I like to swim. It’s my go to exercise for weight control and fitness. Nothing hurts in the water. Four to five times a week, I swim one kilometre at 6 a.m. in the local pool.
But chlorine does a number on your bathing suit. And when my brother and his wife invited me to visit them in Hawaii, suddenly, my plain, practical, polyester bathing suit looks baggy and sad. Unworthy of a place such as Hawaii. I needed a new one.
Nothing sours my day like the prospect of shopping for a bathing suit.

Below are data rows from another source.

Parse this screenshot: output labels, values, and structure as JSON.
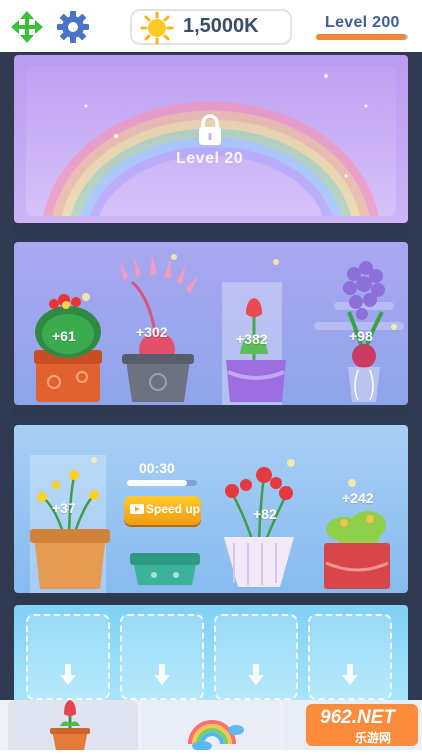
{
  "topbar": {
    "move_icon": "four-arrows-move-icon",
    "settings_icon": "gear-icon",
    "sun_icon": "sun-icon",
    "coins": "1,5000K",
    "level_label": "Level  200",
    "level_progress": 0.98
  },
  "shelves": {
    "locked": {
      "lock_icon": "padlock-icon",
      "level": "Level  20",
      "background": "rainbow"
    },
    "row2": [
      {
        "name": "cactus",
        "bonus": "+61"
      },
      {
        "name": "pink-flower",
        "bonus": "+302"
      },
      {
        "name": "tulip",
        "bonus": "+382"
      },
      {
        "name": "hyacinth",
        "bonus": "+98"
      }
    ],
    "row3": [
      {
        "name": "yellow-flowers",
        "bonus": "+37"
      },
      {
        "name": "growing-pot",
        "timer": "00:30",
        "timer_progress": 0.85,
        "button": "Speed up"
      },
      {
        "name": "red-roses",
        "bonus": "+82"
      },
      {
        "name": "succulents",
        "bonus": "+242"
      }
    ],
    "row4": {
      "empty_slots": 4,
      "slot_icon": "down-arrow-icon"
    }
  },
  "bottom_nav": {
    "tabs": [
      {
        "icon": "potted-flower-icon"
      },
      {
        "icon": "rainbow-cloud-icon"
      },
      {
        "icon": ""
      }
    ]
  },
  "watermark": {
    "text": "962.NET",
    "sub": "乐游网"
  },
  "colors": {
    "frame": "#303b52",
    "accent": "#f0883a",
    "speed_button": "#f6a81b"
  }
}
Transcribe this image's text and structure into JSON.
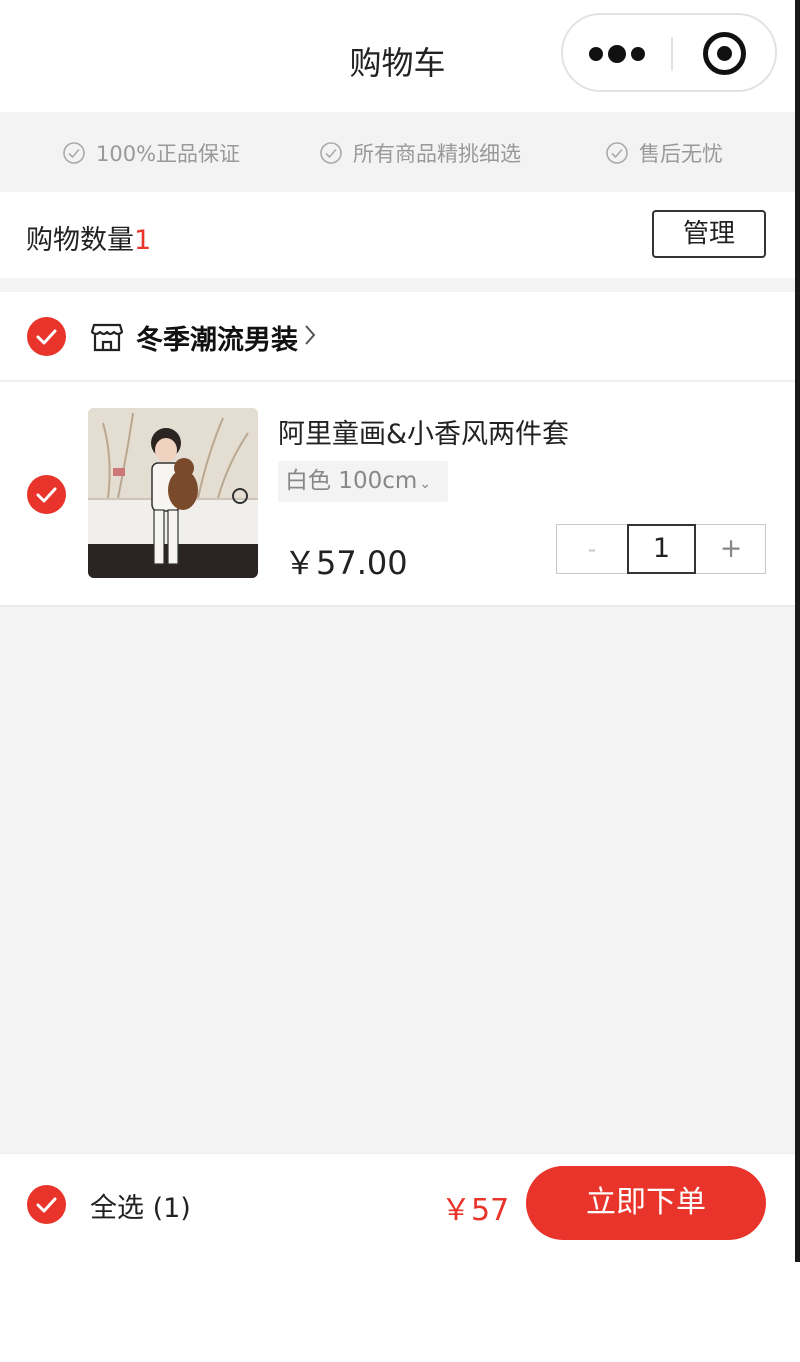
{
  "nav": {
    "title": "购物车"
  },
  "guarantees": [
    {
      "label": "100%正品保证"
    },
    {
      "label": "所有商品精挑细选"
    },
    {
      "label": "售后无忧"
    }
  ],
  "cart": {
    "count_label": "购物数量",
    "count": "1",
    "manage_label": "管理"
  },
  "store": {
    "name": "冬季潮流男装",
    "checked": true
  },
  "item": {
    "title": "阿里童画&小香风两件套",
    "spec": "白色 100cm",
    "price": "￥57.00",
    "quantity": "1",
    "minus": "-",
    "plus": "+",
    "checked": true
  },
  "footer": {
    "select_all": "全选 (1)",
    "total": "￥57",
    "order_button": "立即下单"
  },
  "colors": {
    "accent": "#e8342a",
    "background": "#f3f3f3"
  }
}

I’m 67, educated, independent and a feminist, but when I stand in front of the large mirror in the unforgiving light of a change room, every wrinkle, every sag of unconstrained flesh, every skin tag is magnified. Common sense and logic fall away with my clothes. When I wriggle into a bathing suit, I’m desperate to look like a 19-year-old swimsuit model.
In the local bathing suit shop, I discuss fit but not price with the twentysomething, Size 6 salesgirl. With bathing suits, your best hope is to like the thing. Price is secondary. At least that’s what I tell myself until I see a tag on what she calls a miracle suit. $200! When did bathing suits get that expensive? She explains that it makes you look 10 pounds slimmer because it’s a new material that’s – well – miraculous. I turn firmly back to the cheaper lines and find five to take into the dressing rooms.
I try on one-piece suits: colourful prints, solid black, high in front, plunging and a 1940s retro look. Despite the variations, each one reveals a senior citizen, not a Sports Illustrated swimsuit model. The more I look, the more disillusioned I feel.
In many ways I embraced becoming a senior. I don’t lie about my age. I don’t dye my hair or seek out Botox injections. I’m not looking for a husband. I accept seats offered to me on the bus.
I like the senior discounts. I appreciate my hard-earned wisdom. Then I turn a corner and lose all sense of reality. Why? What drains common sense out of me? Surely I don’t buy into some delusion that 67 is the new 35.
I have a photo of my grandmother holding me at six months old on the day of my baptism. She died before my second birthday, so I have no memories of her. In that photo she is 65, two years younger than I am now. Her body is soft, matronly, comfortable-looking. She beams with happiness and pride as I clutch the neck of her dress with one hand and wave at the camera with the other.
Of course, she might be moving heaven and earth to avoid obesity, but the photo conveys – acceptance. Sometimes when I feel that acceptance is as challenging as weight control and fitness, I wonder how far women have really come in the past two generations. We may have a lot more opportunity and equality, but straining after youth and beauty at 67 doesn’t seem like progress. After trying on my fourth suit, I groan behind the locked changing room door. “I feel your pain,” the diminutive salesgirl says. I don’t believe her, but I want the sympathy.
The fifth suit is actually worth considering: A diagonal ruffle separates a blue, green and teal print top from a black bottom and distracts the eye from my mid-body bump. But I associate ruffles with six year olds or coy, ultra-girly women.
I groan some more. When the salesgirl asks tactfully if she can bring me anything else, I cave. “Find me a miracle suit!”
She hands one under the door. It’s is a vibrant royal purple that curves in swaths up from each hip toward the opposite breast. I think of curvaceous Hollywood actresses from the 1950s and the price tag dims in significance. My reflection now shows only a gentle curve mid-body, nothing to offend the eye. I marvel at the suit’s structure.
If I’d put this amount of thought and effort into my writing career, I might have become a second Shakespeare. But the price tag … I squirm out of the miracle suit and return to the one with the diagonal ruffle. I shouldn’t dismiss ruffles as girlish. But when I turn sideways, I see the ruffle accentuates the bulge.
Damn all mirrors. Couldn’t they lie just a little?
Ten minutes later, I walk out with the miracle suit. So much for thought, maturity and wisdom.
At home, I look at the suit and sigh. $200. What was I thinking? The woman I see in my mind is 30 years younger and slimmer. The woman in the mirror is me in 2017. I am 67 years old and everyone around me knows it.
In Hawaii, sunshine lights up the flutter of birds in the palm trees next to the pool. I float peacefully in the warm water, pleasantly aware of the rich glow of my purple suit amid the different blues of the swimming pool tiles. If anyone notices the resemblance between me and various voluptuous screen sirens from the 50s, they don’t mention it. In fact, no one seems to notice me at all. I can accept that.